Audit-ready signals to instrument from day one:

  • DataPrivacyCompliance: cloud evaluator that checks output against privacy policies; per-row score with reason.
  • IsCompliant: cloud evaluator that checks output against a configurable compliance rubric.
  • PII: detection evaluator that returns whether output contains personally identifiable information.
  • Audit-log retention by tenant: configurable retention per route; verify your retention matches contractual obligation.
  • Routing-decision log: every Agent Command Center decision (model, fallback, retry) recorded with version IDs.
  • Evaluator-score history per release: time-series of DataPrivacyCompliance, Faithfulness, and PII scores per release version.

Minimal Python:

from fi.evals import DataPrivacyCompliance, PII

priv = DataPrivacyCompliance().evaluate(
    output=model_response,
)
pii = PII().evaluate(
    output=model_response,
)
print(priv.score, pii.score)

Common Mistakes

  • Treating logs as ephemeral. Audit logs need to outlive incident response; configure retention per the strictest contractual or regulatory requirement.
  • Versioning the model but not the prompt. A model card without prompt version makes “what did this customer’s request hit” unanswerable.
  • Sparse evaluator coverage. Auditors expect coverage on the high-risk cohorts, not the global average; bucket evidence by tenant and risk class.
  • Documenting in slides instead of data. A compliance deck is not evidence; a queryable trace and a versioned dataset are.
  • Bolting on instrumentation late. Retroactive evidence is rarely accepted; instrument before the first regulated tenant ships.

Frequently Asked Questions

What is a compliance audit for an AI system?

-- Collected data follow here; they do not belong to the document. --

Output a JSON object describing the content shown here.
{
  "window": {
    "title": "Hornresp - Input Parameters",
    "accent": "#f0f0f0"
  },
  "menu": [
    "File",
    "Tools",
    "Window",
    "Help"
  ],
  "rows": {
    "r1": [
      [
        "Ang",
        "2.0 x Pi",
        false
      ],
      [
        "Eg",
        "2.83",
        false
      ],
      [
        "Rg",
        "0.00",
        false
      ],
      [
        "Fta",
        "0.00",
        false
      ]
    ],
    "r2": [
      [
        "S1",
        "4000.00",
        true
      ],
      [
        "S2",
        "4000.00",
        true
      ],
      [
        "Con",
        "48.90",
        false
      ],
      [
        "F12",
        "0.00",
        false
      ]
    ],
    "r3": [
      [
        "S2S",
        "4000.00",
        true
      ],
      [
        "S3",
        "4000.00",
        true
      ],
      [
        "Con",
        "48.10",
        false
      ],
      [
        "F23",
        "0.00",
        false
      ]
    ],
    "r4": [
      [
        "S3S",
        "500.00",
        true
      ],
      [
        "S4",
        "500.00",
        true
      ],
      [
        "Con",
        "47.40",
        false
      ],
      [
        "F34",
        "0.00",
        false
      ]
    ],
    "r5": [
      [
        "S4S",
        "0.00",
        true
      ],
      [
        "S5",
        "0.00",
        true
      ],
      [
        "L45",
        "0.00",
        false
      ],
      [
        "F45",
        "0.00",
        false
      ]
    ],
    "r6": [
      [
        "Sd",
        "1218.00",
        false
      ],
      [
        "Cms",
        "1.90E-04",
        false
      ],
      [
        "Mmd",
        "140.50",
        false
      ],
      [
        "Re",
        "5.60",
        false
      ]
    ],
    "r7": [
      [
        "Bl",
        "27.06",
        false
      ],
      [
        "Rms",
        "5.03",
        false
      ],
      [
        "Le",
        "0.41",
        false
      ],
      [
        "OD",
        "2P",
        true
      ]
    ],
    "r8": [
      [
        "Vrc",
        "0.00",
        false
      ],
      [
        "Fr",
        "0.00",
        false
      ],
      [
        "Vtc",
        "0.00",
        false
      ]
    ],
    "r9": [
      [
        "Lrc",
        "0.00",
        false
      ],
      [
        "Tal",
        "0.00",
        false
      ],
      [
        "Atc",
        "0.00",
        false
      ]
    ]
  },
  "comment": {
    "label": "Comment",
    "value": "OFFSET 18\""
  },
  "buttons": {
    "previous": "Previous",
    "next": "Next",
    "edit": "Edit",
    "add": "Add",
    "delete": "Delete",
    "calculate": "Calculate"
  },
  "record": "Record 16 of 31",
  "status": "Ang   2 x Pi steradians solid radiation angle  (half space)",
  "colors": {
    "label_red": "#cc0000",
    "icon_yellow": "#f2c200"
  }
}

A compliance audit is a structured review that verifies whether an AI system meets a defined regulatory, contractual, or internal-policy standard — for example, EU AI Act conformity, SOC 2, HIPAA, or an internal model-risk policy. It produces evidence that the system behaves as documented.

How is a compliance audit different from a model evaluation?

Model evaluation measures quality and behavior of outputs. A compliance audit verifies process — data lineage, evaluator coverage, decision logs, version history. The audit consumes evaluation results as evidence, but its scope is governance and procedure.

How does FutureAGI help with compliance audits?

FutureAGI provides the evidence layer: versioned Datasets, evaluator scores attached via Dataset.add_evaluation, audit logs from the Agent Command Center, and traceAI OpenTelemetry spans documenting every model call, tool use, and guardrail decision.